I used to think that all debt was bad: “avoid credit cards!” and “if you can’t pay cash, you can’t afford it!” were messages I got from my practical working class family members. But, I observed, lots of people got into debt, and on purpose: for their house, car, education…
Once I started learning from folks who showed me how people make money, it began to make sense. Not all debt is “bad” – just the debt you can’t pay. (And even much of that you can file bankruptcy out of, except student loans sadly.)
So, when you take on debt just make sure you have a plan and a backup plan to un-debt baked in.
That’s strategy — and that’s what we’re going to dig into today. Watch the video, or read on below to learn more.
Debt can be a burden when we get, or are forced, into it without a clear way to undebt ourselves, like when you spend more than you make or suddenly have to live off credit cards due to a worklessness crisis.
But, debt is also a way to use someone else’s (usually a banks’) money to achieve your goals.
Sure, you pay them, but you also get value. The trick is to get more value than you pay the bank, and then you’re essentially Winning Capitalism, the Game.
You’re literally leveraging capital: using money, to make money. And, before you throw Marx at me — remember that whenever you use your money, you’re leveraging your capital — we just don’t usually think about it like that with our little tiny personal finances. “I buy a pre-made bread so I don’t have to stop what I’m doing to make a break. You, the baker, get money, but I get my time value — worth it!”
Yes: usually, “capital” means “a chunk of money” but ultimately, it’s about understanding you’re exchanging value for value. So, how do you value debt? Purpose, or math, friends.
- PURPOSE: It this debt allowing me to keep cash on hand for a purpose? For example: I could pay cash for this car, but I’d rather have more in savings, in case I need it to fix the car.
- MATH: It this debt allowing me to use that cash on hand to invest, instead, and will make more money in that investment than I would to pay off this debt? For example: it’s cheaper to borrow money for this car than it would cost me in the long run to not put this money into my 401k, so I’m going to keep investing even though I could choose to throw more money to pay off my debt.
These are usually presented as rich business people concepts: spend your money with a goal and plan. But honestly? I think they don’t get to have all the strategy out there.
You, too, can combine some business-y concepts into your overall understanding of money. Why? Again:
It lets you assess the cost and benefit very strategically, in order to make informed decisions about paying off debt vs keeping it and using your money otherwise:
- Am I liquid enough? Eg do I still have cash on hand for other needs
- Am I leveraging? Am I using someone elses’ money and keeping what I have available?

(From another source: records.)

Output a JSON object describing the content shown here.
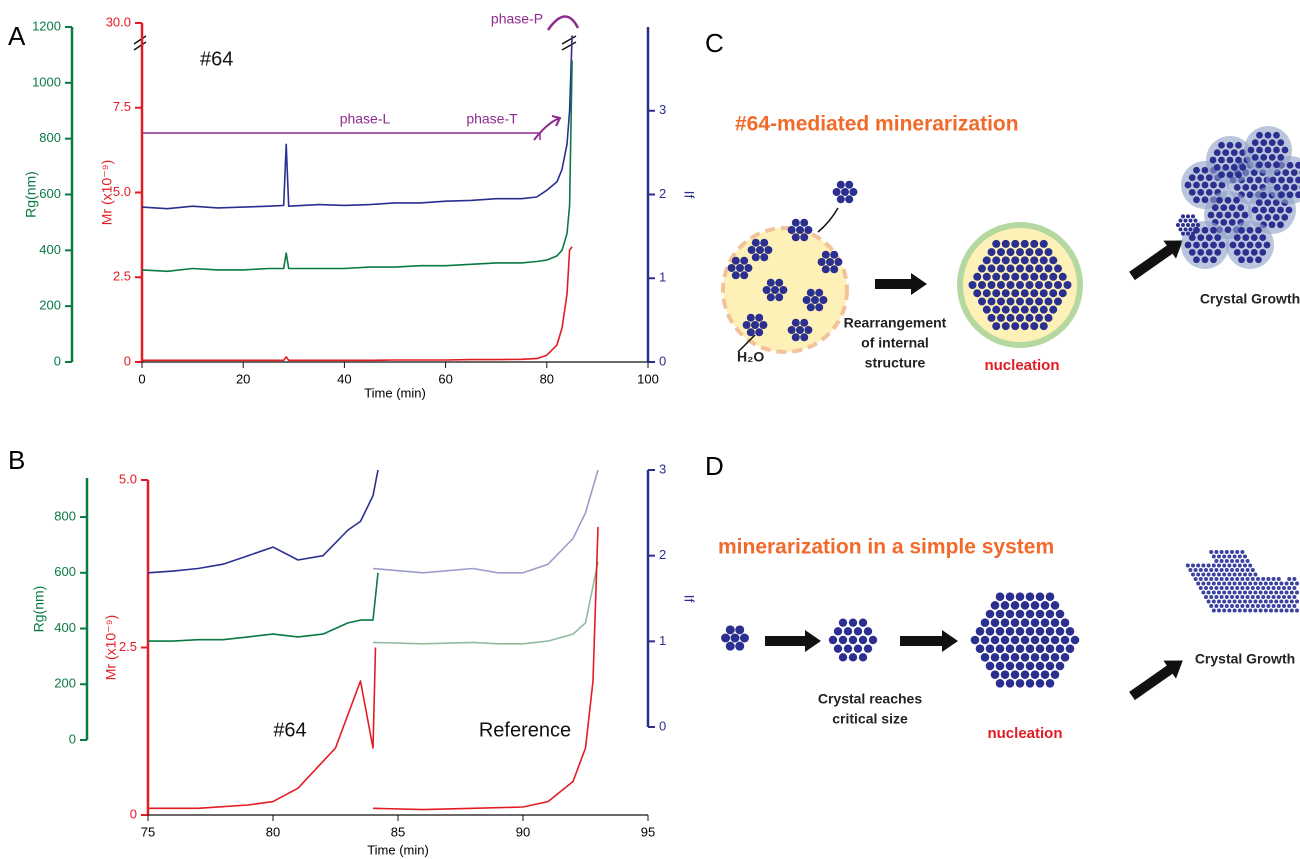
{
  "chart_data": [
    {
      "type": "line",
      "panel_label": "A",
      "xlabel": "Time (min)",
      "ylabel": "Rg(nm)",
      "y2label": "If",
      "y3label": "Mr (x10⁻⁹)",
      "xlim": [
        0,
        100
      ],
      "xticks": [
        0,
        20,
        40,
        60,
        80,
        100
      ],
      "ylim": [
        0,
        1200
      ],
      "yticks": [
        0,
        200,
        400,
        600,
        800,
        1000,
        1200
      ],
      "ycolor": "#0a7a45",
      "y2lim": [
        0,
        4
      ],
      "y2ticks": [
        0,
        1,
        2,
        3
      ],
      "y2color": "#2b2f8f",
      "y3lim": [
        0,
        30
      ],
      "y3break": [
        10,
        30
      ],
      "y3ticks": [
        0,
        2.5,
        {
          "value": 5,
          "label": "5.0"
        },
        7.5,
        {
          "value": 30,
          "label": "30.0"
        }
      ],
      "y3color": "#e31b23",
      "annotations": [
        "#64",
        "phase-L",
        "phase-T",
        "phase-P"
      ],
      "x": [
        0,
        5,
        10,
        15,
        20,
        25,
        28,
        28.5,
        29,
        35,
        40,
        45,
        50,
        55,
        60,
        65,
        70,
        75,
        78,
        80,
        82,
        83,
        84,
        84.5,
        85
      ],
      "series": [
        {
          "color": "#2b2f8f",
          "axis": "y2",
          "values": [
            1.85,
            1.83,
            1.86,
            1.84,
            1.85,
            1.86,
            1.87,
            2.6,
            1.86,
            1.88,
            1.87,
            1.88,
            1.9,
            1.9,
            1.92,
            1.93,
            1.95,
            1.95,
            1.97,
            2.05,
            2.15,
            2.3,
            2.6,
            3.0,
            3.9
          ]
        },
        {
          "color": "#0a7a45",
          "axis": "y",
          "values": [
            330,
            325,
            335,
            330,
            330,
            335,
            335,
            390,
            335,
            335,
            335,
            340,
            340,
            345,
            345,
            350,
            355,
            355,
            360,
            365,
            380,
            400,
            460,
            560,
            1080
          ]
        },
        {
          "color": "#e31b23",
          "axis": "y3",
          "values": [
            0.05,
            0.05,
            0.05,
            0.05,
            0.05,
            0.05,
            0.05,
            0.15,
            0.05,
            0.05,
            0.05,
            0.05,
            0.06,
            0.06,
            0.06,
            0.07,
            0.07,
            0.08,
            0.1,
            0.2,
            0.5,
            1.0,
            2.0,
            3.3,
            3.4
          ]
        }
      ]
    },
    {
      "type": "line",
      "panel_label": "B",
      "xlabel": "Time (min)",
      "ylabel": "Rg(nm)",
      "y2label": "If",
      "y3label": "Mr (x10⁻⁹)",
      "xlim": [
        75,
        95
      ],
      "xticks": [
        75,
        80,
        85,
        90,
        95
      ],
      "ylim": [
        0,
        940
      ],
      "yticks": [
        0,
        200,
        400,
        600,
        800
      ],
      "ycolor": "#0a7a45",
      "y2lim": [
        0,
        3
      ],
      "y2ticks": [
        0,
        1,
        2,
        3
      ],
      "y2color": "#2b2f8f",
      "y3lim": [
        0,
        5
      ],
      "y3ticks": [
        0,
        2.5,
        {
          "value": 5,
          "label": "5.0"
        }
      ],
      "y3color": "#e31b23",
      "annotations": [
        "#64",
        "Reference"
      ],
      "series": [
        {
          "color": "#9a9dcc",
          "axis": "y2",
          "x": [
            84,
            86,
            88,
            89,
            90,
            91,
            92,
            92.5,
            93
          ],
          "values": [
            1.85,
            1.8,
            1.85,
            1.8,
            1.8,
            1.9,
            2.2,
            2.5,
            3.0
          ]
        },
        {
          "color": "#94b9a0",
          "axis": "y",
          "x": [
            84,
            86,
            88,
            89,
            90,
            91,
            92,
            92.5,
            93
          ],
          "values": [
            350,
            345,
            350,
            345,
            345,
            355,
            380,
            420,
            640
          ]
        },
        {
          "color": "#2b2f8f",
          "axis": "y2",
          "x": [
            75,
            76,
            77,
            78,
            79,
            80,
            81,
            82,
            83,
            83.5,
            84,
            84.2
          ],
          "values": [
            1.8,
            1.82,
            1.85,
            1.9,
            2.0,
            2.1,
            1.95,
            2.0,
            2.3,
            2.4,
            2.7,
            3.0
          ]
        },
        {
          "color": "#0a7a45",
          "axis": "y",
          "x": [
            75,
            76,
            77,
            78,
            79,
            80,
            81,
            82,
            83,
            83.5,
            84,
            84.2
          ],
          "values": [
            355,
            355,
            360,
            360,
            370,
            380,
            370,
            380,
            420,
            430,
            430,
            600
          ]
        },
        {
          "color": "#e31b23",
          "axis": "y3",
          "x": [
            84,
            86,
            88,
            90,
            91,
            92,
            92.5,
            92.8,
            93
          ],
          "values": [
            0.1,
            0.08,
            0.1,
            0.12,
            0.2,
            0.5,
            1.0,
            2.0,
            4.3
          ]
        },
        {
          "color": "#e31b23",
          "axis": "y3",
          "x": [
            75,
            77,
            79,
            80,
            81,
            82,
            82.5,
            83,
            83.5,
            84,
            84.1
          ],
          "values": [
            0.1,
            0.1,
            0.15,
            0.2,
            0.4,
            0.8,
            1.0,
            1.5,
            2.0,
            1.0,
            2.5
          ]
        }
      ]
    }
  ],
  "diagrams": [
    {
      "panel_label": "C",
      "title": "#64-mediated minerarization",
      "water": "H₂O",
      "step": [
        "Rearrangement",
        "of internal",
        "structure"
      ],
      "nucleation": "nucleation",
      "growth": "Crystal Growth"
    },
    {
      "panel_label": "D",
      "title": "minerarization in a simple system",
      "step": [
        "Crystal reaches",
        "critical size"
      ],
      "nucleation": "nucleation",
      "growth": "Crystal Growth"
    }
  ]
}
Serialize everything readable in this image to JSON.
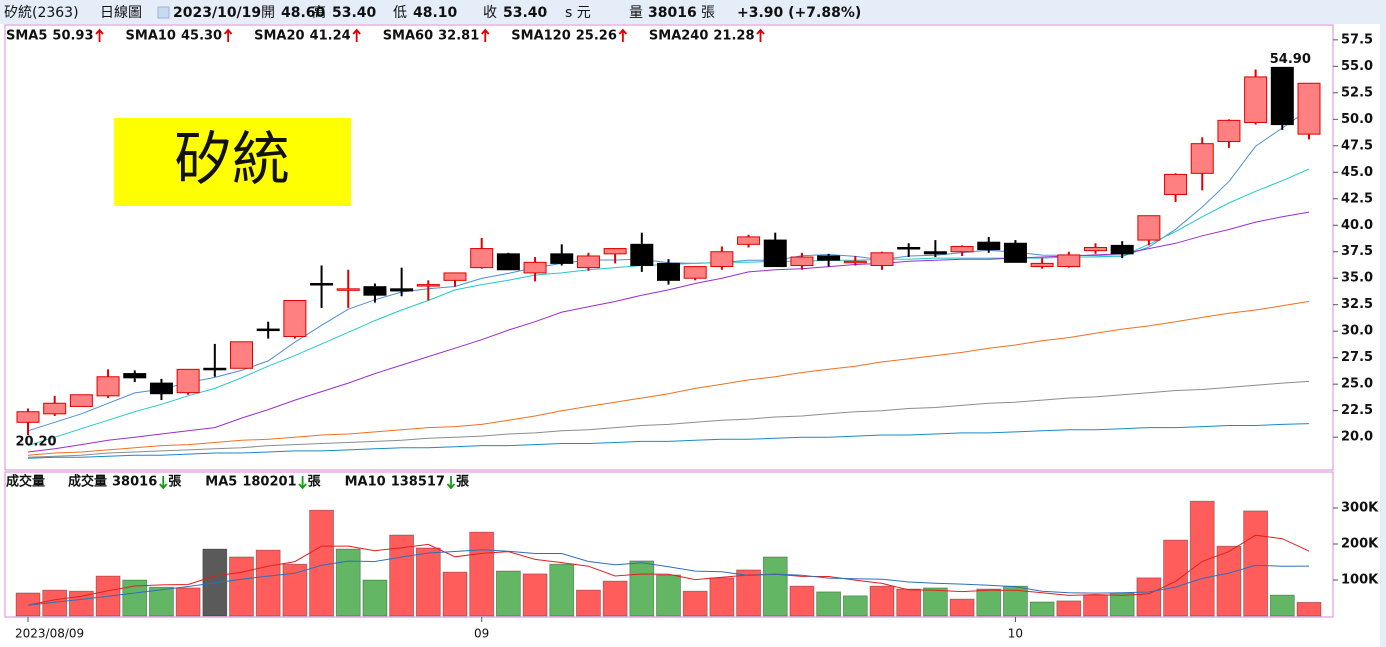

- Am I doing the math and checking on the 5%* rule? Am I paying down debt that costs me more than 5% and trying to earn more, leaving “cheap debt” as is to stay liquid, and trying to earn more than 5% with the money I am keeping in the game?
At the most common level, this practically looks like deciding to contribute to a retirement investment plan even when you’re still paying down student loans or credit cards. You just get SO much more value out of the money you put into the plan over the long term, than you are paying to service your debt in the short/medium term it’s worth it. Especially if you’re getting an employer match.
Why analyze debt?
I learned about this stuff once I started really wanting to understand buying investment property, because the heart of the financial decisions are all about leverage and cost of capital (the 5% rule). Am I using someone elses’ money more cheaply than I if was using my other money, to make money?
But, when I was deciding whether to put money into a work retirement plan vs pay off my 2.75% student loans [I am Gen X], it helped me decide.
We’re going to dive into property purchases in the next few posts (and newsletters), so stay tuned for more!
*Some people use a 6% rule — as long as you have assessed a reliable amount you might earn from an investment, and use it as a rule of thumb to decide to pay off a debt vs invest, either one works.